Tensor Evolution: A Framework for Fast Evaluation of Tensor Computations using Recurrences
Javed Absar, Samarth Narang, Muthu Baskaran
TL;DR
Tensor Evolution (TeV) generalizes the Scalar Evolution framework to tensors, enabling analysis of how tensor values evolve inside loops via chains of recurrences and a set of algebraic rewrite lemmas. The approach defines basic and chained tensor evolutions, provides formal lemmas for reshaping, slicing, concatenation, and combining TeV expressions, and demonstrates closed-form transformations in concrete code. The work relates TeV to existing representations like Tensor Comprehensions and Halide, while highlighting TeV's unique focus on reducibility and algebraic simplification for loop-carried tensor computations. If extended, TeV could power loop-strength reduction and exit-value optimization in ML/HPC compilers and DSLs, improving performance in practical tensor-heavy workloads.
Abstract
This paper introduces a new mathematical framework for analysis and optimization of tensor expressions within an enclosing loop. Tensors are multi-dimensional arrays of values. They are common in high performance computing (HPC) and machine learning domains. Our framework extends Scalar Evolution - an important optimization pass implemented in both LLVM and GCC - to tensors.
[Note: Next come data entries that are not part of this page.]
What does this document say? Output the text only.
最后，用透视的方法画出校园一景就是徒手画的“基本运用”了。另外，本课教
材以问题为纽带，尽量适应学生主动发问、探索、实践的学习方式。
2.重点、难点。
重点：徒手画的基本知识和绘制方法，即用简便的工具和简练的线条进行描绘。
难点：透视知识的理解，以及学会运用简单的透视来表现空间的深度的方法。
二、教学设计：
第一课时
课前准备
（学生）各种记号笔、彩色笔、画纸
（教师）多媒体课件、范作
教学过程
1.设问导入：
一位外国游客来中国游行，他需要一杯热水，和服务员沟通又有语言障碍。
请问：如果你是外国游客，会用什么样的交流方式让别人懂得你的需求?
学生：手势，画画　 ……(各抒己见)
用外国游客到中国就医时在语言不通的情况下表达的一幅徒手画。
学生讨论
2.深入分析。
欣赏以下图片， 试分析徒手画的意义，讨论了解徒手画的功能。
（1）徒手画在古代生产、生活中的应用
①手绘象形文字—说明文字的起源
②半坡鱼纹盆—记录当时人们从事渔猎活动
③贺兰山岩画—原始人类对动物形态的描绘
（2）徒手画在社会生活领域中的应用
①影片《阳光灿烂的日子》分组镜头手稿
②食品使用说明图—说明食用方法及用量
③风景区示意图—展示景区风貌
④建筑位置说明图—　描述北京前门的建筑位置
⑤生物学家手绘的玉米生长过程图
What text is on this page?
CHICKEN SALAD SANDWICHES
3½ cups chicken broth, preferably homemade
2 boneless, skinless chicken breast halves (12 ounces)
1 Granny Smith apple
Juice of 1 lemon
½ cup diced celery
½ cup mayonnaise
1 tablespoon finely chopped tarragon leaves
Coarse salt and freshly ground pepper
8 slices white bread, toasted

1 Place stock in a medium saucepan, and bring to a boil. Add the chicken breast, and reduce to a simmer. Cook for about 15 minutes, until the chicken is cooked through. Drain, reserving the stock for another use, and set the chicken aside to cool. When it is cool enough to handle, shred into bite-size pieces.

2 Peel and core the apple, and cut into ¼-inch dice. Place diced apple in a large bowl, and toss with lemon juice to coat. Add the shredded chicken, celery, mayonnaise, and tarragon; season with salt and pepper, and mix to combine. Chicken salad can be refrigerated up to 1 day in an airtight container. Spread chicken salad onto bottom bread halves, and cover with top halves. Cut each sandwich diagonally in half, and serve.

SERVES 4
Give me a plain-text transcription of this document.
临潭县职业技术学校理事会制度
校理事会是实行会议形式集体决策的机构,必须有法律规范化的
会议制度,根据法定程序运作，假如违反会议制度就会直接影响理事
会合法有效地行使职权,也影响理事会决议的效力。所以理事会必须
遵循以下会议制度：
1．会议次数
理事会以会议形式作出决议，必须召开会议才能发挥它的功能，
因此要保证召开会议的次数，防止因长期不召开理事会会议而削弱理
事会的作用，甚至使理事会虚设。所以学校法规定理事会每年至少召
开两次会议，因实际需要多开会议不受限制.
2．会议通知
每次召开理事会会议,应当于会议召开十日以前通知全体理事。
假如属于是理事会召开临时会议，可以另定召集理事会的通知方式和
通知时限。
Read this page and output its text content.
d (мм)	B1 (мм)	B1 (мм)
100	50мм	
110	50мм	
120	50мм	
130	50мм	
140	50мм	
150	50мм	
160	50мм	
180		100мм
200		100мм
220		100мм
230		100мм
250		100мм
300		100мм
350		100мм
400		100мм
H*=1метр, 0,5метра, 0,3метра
Scalar Evolution (SCEV) relies on the theory of `Chain of Recurrences' for its mathematical underpinnings. We use the same theory for Tensor Evolution (TeV). While some concepts from SCEV map easily to TeV -- e.g. element-wise operations; tensors introduce new operations such as concatenation, slicing, broadcast, reduction, and reshape which have no equivalent in scalars and SCEV. Not all computations are amenable to TeV analysis but it can play a part in the optimization and analysis parts of ML and HPC compilers. Also, for many mathematical/compiler ideas, applications may go beyond what was initially envisioned, once others build on it and take it further. We hope for a similar trajectory for the tensor-evolution concept.